Using the “Import Content” tool that’s built into Anthologize, you aren’t even limited to your own blog postings. You can import anything that has an RSS feed, from Twitter updates to feeds from entirely different blogs and blogging platforms (such as Movable Type or Blogger). You can remix from a countless number of sources, and then compile it all together into one slick file. This remixing isn’t simply an afterthought of Anthologize. It defines the plugin and has enormous potential for scholars and teachers alike, ranging from organizing tenure material to building student portfolios.

Something else that’s neat about how Anthologize pulls in content is that draft (i.e. unpublished) posts show up alongside published posts in the left hand column. In other words, drafts can be published in your Anthologize project, even if they were never actually published on your blog. This feature makes it possible to create Anthologize projects without even making the content public first (though why would you want to?).

From Alpha to Beta to You

As excited as I am about the possibilities of Anthologize, don’t be misled into thinking that the tool is a ready-to-go, full-fledged publishing solution. Make no mistake about Anthologize: this is an extremely alpha version of the final plugin. If the Greeks had a letter that came before alpha, Anthologize would be it. There are several major known issues, and there are many features yet to add. But don’t forget: Anthologize was developed in under 200 hours. There were no months-long team meetings, no protracted management decisions, no obscene Gantt charts. The team behind Anthologize came and saw and coded, from brainstorm to repository in one week.
[pullquote align=”left”]The team behind Anthologize came and saw and coded, from brainstorm to repository in one week.[/pullquote] The week is over, and they’re still working, but now it’s your turn too. Try it out, and let the team know what works, what doesn’t, what you might use it for, and what you’d like to see in the next version. There’s an Anthologize Users Group you can join to share with other users and the official outreach team, and there’s also the Anthologize Development Group, where you can share your bugs and issues directly with the development team.

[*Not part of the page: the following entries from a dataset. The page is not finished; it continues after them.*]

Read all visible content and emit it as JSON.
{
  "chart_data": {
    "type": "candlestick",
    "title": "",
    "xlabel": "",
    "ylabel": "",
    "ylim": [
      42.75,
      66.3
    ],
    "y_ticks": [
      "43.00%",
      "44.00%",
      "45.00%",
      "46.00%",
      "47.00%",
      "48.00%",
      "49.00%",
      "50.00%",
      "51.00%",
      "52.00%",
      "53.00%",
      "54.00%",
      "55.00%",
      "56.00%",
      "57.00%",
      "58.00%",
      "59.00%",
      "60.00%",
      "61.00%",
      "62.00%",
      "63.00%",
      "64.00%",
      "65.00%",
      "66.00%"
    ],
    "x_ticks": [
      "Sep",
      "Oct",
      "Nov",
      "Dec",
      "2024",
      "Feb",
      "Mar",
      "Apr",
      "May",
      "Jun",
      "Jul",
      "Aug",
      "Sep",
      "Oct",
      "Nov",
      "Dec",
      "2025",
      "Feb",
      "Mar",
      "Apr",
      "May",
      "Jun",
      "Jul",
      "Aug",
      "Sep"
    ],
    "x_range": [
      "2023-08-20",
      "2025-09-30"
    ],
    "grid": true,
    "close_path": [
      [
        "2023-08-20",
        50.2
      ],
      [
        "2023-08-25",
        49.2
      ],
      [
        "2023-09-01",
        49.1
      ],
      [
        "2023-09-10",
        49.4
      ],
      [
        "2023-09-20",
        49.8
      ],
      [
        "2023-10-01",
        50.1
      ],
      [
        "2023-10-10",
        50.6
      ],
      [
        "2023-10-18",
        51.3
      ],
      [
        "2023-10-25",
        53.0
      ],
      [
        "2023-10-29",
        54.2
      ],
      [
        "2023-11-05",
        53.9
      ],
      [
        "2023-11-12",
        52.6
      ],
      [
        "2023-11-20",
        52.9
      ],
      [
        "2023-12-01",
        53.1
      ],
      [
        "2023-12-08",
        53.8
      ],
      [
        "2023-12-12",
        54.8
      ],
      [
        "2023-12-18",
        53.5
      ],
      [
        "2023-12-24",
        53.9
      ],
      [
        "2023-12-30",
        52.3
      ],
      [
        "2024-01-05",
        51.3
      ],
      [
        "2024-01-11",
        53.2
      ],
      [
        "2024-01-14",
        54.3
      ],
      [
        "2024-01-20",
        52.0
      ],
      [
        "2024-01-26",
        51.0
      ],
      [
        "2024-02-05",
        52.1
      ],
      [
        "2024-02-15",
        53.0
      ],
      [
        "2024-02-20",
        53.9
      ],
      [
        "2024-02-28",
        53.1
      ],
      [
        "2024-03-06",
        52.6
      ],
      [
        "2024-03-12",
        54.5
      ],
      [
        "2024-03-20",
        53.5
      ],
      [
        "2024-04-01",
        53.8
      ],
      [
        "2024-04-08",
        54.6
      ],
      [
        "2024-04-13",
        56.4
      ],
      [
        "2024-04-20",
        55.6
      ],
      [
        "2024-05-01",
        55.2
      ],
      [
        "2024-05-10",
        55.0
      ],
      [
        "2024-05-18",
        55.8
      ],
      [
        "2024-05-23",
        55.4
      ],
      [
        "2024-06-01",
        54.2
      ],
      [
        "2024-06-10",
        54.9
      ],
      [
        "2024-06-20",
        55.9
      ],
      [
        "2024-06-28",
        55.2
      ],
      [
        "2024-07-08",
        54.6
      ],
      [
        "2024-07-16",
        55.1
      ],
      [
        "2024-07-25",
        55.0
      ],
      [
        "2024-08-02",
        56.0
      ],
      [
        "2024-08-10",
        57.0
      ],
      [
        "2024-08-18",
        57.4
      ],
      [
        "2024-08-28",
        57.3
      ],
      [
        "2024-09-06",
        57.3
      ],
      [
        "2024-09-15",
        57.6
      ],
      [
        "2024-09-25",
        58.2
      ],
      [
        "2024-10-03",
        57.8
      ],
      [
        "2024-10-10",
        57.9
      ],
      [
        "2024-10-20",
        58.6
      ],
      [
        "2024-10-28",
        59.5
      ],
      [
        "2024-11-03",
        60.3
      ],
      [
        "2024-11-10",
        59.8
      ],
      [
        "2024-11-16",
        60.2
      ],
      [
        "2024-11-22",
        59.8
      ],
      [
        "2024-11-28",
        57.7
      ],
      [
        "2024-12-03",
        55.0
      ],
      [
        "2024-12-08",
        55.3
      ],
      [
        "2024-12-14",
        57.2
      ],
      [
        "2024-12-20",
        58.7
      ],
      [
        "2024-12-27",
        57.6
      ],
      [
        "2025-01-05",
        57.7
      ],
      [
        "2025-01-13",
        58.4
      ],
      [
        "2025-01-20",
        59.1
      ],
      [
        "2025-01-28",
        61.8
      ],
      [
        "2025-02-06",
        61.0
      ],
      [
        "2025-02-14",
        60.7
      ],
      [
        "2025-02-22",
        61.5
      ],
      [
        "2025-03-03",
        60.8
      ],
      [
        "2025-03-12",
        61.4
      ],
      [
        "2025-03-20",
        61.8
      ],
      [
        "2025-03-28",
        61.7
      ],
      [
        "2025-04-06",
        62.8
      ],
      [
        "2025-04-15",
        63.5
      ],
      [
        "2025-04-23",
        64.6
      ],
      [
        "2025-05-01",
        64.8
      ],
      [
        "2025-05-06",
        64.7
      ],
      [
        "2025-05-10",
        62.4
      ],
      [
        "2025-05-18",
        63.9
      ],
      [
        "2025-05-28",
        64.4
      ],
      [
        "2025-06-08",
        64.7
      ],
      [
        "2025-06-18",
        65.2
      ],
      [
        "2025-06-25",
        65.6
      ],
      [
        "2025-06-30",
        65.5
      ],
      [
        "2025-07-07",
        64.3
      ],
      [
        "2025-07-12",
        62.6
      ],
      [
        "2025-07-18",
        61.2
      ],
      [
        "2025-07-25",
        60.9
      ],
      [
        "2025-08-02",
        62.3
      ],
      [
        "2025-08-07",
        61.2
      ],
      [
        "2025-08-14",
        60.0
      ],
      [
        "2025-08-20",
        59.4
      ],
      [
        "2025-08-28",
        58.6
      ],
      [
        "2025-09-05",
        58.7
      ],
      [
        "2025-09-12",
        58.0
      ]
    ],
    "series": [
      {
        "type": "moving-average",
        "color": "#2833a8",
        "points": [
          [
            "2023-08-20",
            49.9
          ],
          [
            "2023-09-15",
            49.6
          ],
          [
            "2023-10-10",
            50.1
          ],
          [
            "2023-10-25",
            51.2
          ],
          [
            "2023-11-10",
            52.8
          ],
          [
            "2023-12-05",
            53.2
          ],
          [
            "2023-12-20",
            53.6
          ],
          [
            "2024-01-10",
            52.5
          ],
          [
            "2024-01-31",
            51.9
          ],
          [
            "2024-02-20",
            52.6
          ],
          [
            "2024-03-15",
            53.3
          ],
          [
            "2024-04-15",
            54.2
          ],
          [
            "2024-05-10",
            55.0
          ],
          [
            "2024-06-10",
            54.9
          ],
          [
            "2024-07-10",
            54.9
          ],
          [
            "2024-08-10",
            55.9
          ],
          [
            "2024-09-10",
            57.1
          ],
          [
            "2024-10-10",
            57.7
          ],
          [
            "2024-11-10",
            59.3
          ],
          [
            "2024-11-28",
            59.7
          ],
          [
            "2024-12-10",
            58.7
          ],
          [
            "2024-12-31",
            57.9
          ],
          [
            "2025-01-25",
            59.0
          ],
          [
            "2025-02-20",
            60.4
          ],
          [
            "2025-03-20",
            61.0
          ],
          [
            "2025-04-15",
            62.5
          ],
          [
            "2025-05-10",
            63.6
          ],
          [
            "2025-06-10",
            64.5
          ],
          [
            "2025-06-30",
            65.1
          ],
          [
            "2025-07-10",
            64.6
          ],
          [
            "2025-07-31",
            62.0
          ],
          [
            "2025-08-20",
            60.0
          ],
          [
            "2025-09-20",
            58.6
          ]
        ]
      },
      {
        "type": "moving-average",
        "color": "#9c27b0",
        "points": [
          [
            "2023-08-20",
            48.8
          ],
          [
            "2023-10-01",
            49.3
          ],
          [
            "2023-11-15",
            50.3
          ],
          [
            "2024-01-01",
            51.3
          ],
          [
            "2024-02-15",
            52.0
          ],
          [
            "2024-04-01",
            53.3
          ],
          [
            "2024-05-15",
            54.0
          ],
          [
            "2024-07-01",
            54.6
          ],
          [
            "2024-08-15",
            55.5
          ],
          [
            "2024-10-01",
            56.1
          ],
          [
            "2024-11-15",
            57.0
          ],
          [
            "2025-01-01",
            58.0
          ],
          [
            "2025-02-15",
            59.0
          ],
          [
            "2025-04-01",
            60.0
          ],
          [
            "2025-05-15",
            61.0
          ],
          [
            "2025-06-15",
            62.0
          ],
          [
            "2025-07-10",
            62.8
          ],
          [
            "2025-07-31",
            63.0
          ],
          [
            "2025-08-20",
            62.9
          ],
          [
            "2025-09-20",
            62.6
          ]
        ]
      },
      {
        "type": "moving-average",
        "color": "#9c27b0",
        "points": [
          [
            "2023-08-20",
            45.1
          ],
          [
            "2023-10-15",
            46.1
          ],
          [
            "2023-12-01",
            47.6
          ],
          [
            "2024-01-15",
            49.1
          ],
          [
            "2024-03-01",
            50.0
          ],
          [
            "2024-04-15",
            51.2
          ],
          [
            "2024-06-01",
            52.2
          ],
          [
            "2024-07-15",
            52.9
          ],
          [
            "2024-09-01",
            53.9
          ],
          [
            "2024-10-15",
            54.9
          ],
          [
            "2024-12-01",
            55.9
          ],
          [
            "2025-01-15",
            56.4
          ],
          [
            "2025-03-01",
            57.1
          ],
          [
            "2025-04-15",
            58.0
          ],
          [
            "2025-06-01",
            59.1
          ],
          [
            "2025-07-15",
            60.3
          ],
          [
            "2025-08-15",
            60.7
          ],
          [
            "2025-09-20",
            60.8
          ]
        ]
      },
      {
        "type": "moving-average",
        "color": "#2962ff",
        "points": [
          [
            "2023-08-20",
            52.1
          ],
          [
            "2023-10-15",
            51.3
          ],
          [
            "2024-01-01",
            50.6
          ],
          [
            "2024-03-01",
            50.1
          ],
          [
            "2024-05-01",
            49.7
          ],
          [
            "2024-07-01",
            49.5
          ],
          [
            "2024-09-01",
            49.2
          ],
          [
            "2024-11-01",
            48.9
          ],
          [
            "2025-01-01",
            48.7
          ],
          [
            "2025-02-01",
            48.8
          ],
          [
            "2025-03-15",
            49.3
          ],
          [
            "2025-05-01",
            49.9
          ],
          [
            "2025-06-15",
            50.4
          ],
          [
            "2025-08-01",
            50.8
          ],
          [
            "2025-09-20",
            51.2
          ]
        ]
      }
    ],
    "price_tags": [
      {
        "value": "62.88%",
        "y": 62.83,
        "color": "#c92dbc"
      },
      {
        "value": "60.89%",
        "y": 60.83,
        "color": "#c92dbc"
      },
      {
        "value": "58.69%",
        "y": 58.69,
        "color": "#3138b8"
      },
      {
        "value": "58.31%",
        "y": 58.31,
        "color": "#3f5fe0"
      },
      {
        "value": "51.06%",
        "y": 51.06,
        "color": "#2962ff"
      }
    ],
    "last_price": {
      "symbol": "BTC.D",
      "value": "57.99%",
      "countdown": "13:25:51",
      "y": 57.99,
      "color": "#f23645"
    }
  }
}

As for me, I’m already working on a wishlist of what I’d like to see in Anthologize. Here are just a few thoughts:

  • More use of metadata. I imagine future releases will allow user-selected metadata to be included in the Anthologized content. For example, it’d be great to have the option of including the original publication date.
  • Cover images. It’s already possible to include custom acknowledgments and dedications in the opening pages of the Anthologized project, but it’ll be crucial to be able to include a custom image as the anthology front cover.
  • Preservation of formatting. Right now quite a bit of formatting is stripped away when posts are anthologized. Block quotes, for example, become indistinguishable from the rest of the text, as do many headers and titles.
  • Fine-grained image control. A major bug prevents many blog post images from showing up in the Anthologize-generated book. Once this is fixed, it’d be wonderful to have even greater control of images (such as image resolution, alignment, and captions).
  • I haven’t experimented with Anthologize on WordPressMU or BuddyPress yet, but it’s a natural fit. Imagine each user being able to cull through tons of posts on a multi-user blog, and publishing a custom-made portfolio, comprised of posts that come from different users and different blogs.

As I play with Anthologize, talk with the developers, and share with other users, I’m sure I’ll come up with more suggestions for features, as well as more ways Anthologize can be used right now, as is. I encourage you to do the same. You’ll join a growing contingent of researchers, teachers, archivists, librarians, and students who are part of an open-source movement, but more importantly, part of a movement to change the very nature of how we construct and share knowledge in the 21st century.